Los expresidentes de México en el momento de su muerte.
Todo Estado necesita para sobrevivir de una historia en común y de una serie de símbolos y rituales que le den sentido a su existencia; que le permitan imaginarse al mismo tiempo el pasado que tuvo y el futuro que quiere construirse. Dentro de esos rituales uno de los más importantes consiste en rendir honores a sus antiguos gobernantes al momento en que éstos fallecen. Estos funerales de Estado sirven entre otras cosas para reconocer el legado que deja tras de sí el exgobernante fallecido y para que los países recuerden su historia y vuelvan a plantearse el futuro que quieren tener.
En el caso mexicano, la historia de los funerales de sus expresidentes es una buena herramienta para comprender cómo ha cambiado nuestra visión hacia el poder. Los expresidentes han pasado de ser figuras reverenciales a convertirse en sujetos de burla y hasta de muy serios cuestionamientos por las decisiones que tomaron cuando gobernaban al país. En este momento de nuestra historia no tenemos una buena opinión sobre nuestros expresidentes. En las últimas décadas los escándalos por corrupción han debilitado a la institución presidencial en México.

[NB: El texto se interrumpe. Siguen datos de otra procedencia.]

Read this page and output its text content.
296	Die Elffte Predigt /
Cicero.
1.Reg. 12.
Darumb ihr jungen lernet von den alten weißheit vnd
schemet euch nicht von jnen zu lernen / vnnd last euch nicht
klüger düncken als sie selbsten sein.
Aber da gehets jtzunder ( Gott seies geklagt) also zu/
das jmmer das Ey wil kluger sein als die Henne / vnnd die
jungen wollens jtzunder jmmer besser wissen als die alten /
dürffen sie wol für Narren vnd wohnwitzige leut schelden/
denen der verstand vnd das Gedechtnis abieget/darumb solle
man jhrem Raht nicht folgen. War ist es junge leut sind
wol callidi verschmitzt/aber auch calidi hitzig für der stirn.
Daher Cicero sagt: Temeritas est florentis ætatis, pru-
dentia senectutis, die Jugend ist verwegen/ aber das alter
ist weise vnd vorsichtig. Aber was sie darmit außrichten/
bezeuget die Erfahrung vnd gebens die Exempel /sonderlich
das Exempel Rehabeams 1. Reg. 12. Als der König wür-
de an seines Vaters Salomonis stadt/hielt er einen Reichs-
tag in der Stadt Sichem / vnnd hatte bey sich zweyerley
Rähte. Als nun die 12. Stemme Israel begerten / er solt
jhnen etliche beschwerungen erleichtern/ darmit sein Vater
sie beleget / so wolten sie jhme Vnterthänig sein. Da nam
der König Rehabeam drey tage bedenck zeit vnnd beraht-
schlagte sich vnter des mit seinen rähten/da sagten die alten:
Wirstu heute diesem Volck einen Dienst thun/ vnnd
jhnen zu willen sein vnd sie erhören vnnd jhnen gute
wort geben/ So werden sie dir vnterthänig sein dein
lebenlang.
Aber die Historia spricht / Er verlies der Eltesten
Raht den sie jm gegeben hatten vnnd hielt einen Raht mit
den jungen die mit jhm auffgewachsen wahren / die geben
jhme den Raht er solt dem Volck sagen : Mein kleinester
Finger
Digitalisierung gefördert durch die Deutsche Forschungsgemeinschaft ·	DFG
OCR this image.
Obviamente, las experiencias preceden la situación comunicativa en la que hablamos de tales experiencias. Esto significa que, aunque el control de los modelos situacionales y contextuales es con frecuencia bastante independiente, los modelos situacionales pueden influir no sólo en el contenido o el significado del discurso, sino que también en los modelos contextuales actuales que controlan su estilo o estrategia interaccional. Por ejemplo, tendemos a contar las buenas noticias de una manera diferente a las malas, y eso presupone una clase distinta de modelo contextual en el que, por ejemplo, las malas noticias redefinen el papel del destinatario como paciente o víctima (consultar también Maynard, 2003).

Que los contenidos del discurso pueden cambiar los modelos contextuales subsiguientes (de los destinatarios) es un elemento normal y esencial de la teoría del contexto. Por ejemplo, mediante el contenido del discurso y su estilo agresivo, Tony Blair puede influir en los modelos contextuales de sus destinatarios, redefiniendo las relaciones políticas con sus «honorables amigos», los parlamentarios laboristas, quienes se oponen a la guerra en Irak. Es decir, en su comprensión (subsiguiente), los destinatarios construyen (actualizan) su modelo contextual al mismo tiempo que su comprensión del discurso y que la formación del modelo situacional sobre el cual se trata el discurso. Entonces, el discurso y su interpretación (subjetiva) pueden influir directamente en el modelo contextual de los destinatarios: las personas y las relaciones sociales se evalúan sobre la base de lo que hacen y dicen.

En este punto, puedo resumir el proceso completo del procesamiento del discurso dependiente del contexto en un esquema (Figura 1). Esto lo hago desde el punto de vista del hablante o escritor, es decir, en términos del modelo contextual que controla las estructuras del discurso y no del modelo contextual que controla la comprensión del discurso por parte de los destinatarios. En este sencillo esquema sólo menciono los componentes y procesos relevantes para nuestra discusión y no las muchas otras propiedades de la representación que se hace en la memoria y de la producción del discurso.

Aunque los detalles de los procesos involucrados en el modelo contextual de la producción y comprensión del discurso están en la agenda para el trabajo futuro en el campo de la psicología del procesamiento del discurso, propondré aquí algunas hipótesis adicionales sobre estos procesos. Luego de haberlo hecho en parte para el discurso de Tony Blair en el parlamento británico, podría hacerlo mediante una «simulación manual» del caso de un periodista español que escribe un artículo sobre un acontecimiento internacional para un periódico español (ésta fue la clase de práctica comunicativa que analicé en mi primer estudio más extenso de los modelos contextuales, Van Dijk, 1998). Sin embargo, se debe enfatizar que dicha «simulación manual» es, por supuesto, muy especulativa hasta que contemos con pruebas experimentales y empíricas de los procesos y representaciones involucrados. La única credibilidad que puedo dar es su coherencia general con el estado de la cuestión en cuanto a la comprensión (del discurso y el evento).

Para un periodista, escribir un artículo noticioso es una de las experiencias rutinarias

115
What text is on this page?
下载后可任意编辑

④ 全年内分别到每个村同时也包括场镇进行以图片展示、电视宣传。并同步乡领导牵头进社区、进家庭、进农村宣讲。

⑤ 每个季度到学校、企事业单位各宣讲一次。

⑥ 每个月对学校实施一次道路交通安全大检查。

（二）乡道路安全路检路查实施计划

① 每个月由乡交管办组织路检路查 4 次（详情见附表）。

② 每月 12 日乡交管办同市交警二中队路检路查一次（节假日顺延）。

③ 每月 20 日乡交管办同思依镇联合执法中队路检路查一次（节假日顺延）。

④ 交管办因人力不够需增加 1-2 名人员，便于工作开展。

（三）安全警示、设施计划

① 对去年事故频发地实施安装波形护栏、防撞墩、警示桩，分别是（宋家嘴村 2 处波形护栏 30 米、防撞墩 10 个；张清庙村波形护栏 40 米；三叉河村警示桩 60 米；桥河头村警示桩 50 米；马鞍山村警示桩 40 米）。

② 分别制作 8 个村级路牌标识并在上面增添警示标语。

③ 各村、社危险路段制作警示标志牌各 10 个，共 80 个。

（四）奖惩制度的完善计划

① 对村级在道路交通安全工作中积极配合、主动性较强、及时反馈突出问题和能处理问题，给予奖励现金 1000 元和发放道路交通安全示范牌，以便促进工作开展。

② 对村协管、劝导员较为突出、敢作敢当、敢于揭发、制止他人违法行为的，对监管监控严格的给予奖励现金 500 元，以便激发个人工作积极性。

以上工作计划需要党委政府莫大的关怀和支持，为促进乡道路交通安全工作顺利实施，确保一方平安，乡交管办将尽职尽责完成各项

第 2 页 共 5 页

Además de ser una oportunidad para reflexionar sobre el pasado y el futuro y también para que el Estado consolide su continuidad histórica (porque todos los gobiernos necesitan también de la antigüedad para legitimarse), el funeral de un expresidente puede servir para otros fines. Estas ceremonias ayudan a que los grupos políticos se reconcilien entre ellos; también para que la nación reconozca a los gobernantes que en vida no gozaron del respaldo que alguna vez merecían, para consagrarlos como nuevos héroes de la patria y hasta para simplemente recordar a los que hacía mucho tiempo estaban en el olvido. Cada funeral de un expresidente está marcado tanto por lo que esa persona hizo cuando tenía el poder, como por las circunstancias que enfrenta el gobierno al que le toca hacerle las exequias. Por estas razones no sería raro que en el futuro los expresidentes que hoy están vivos tengan un funeral de Estado.
¿Cómo han sido estas ceremonias en México en los siglos XX y XXI? Los funerales de Estado siempre han estado influidos por el ceremonial militar. El ejército mexicano es el guardián de los símbolos patrios y de los rituales que el Estado ha creado para homenajearlos. En todas las ceremonias más importantes (la protesta de un nuevo presidente, los informes de gobierno y la fiesta del inicio de la Independencia nacional) el ejército está presente para rendirle honores al jefe de Estado. En 1945 al momento de morir el expresidente Plutarco Elías Calles, su sucesor el presidente Manuel Ávila Camacho decidió que sería la Secretaría de la Defensa Nacional la que organizaría el funeral. Eso marcó a todos los funerales que siguieron hasta 2012. Sin embargo, la ceremonia siempre tuvo cambios debido a diversas circunstancias. Considero que la más importante radica en que el Estado mexicano siempre ha tenido una orientación civilista. Desde 1946 los comandantes supremos de las Fuerzas Armadas han sido civiles.
Formalmente no hay un ritual para el funeral de un expresidente de la República. Hay rituales para los presidentes en funciones y para los altos mandos del ejército. Al no existir este ritual hubo que construirlo tomando elementos de los dos anteriores y añadiéndole aspectos civiles. Eso también estuvo determinado por las circunstancias de cada fallecido y fueron creando con el paso de los años un ritual que es producto tanto de la necesidad como de las costumbres de cada tiempo.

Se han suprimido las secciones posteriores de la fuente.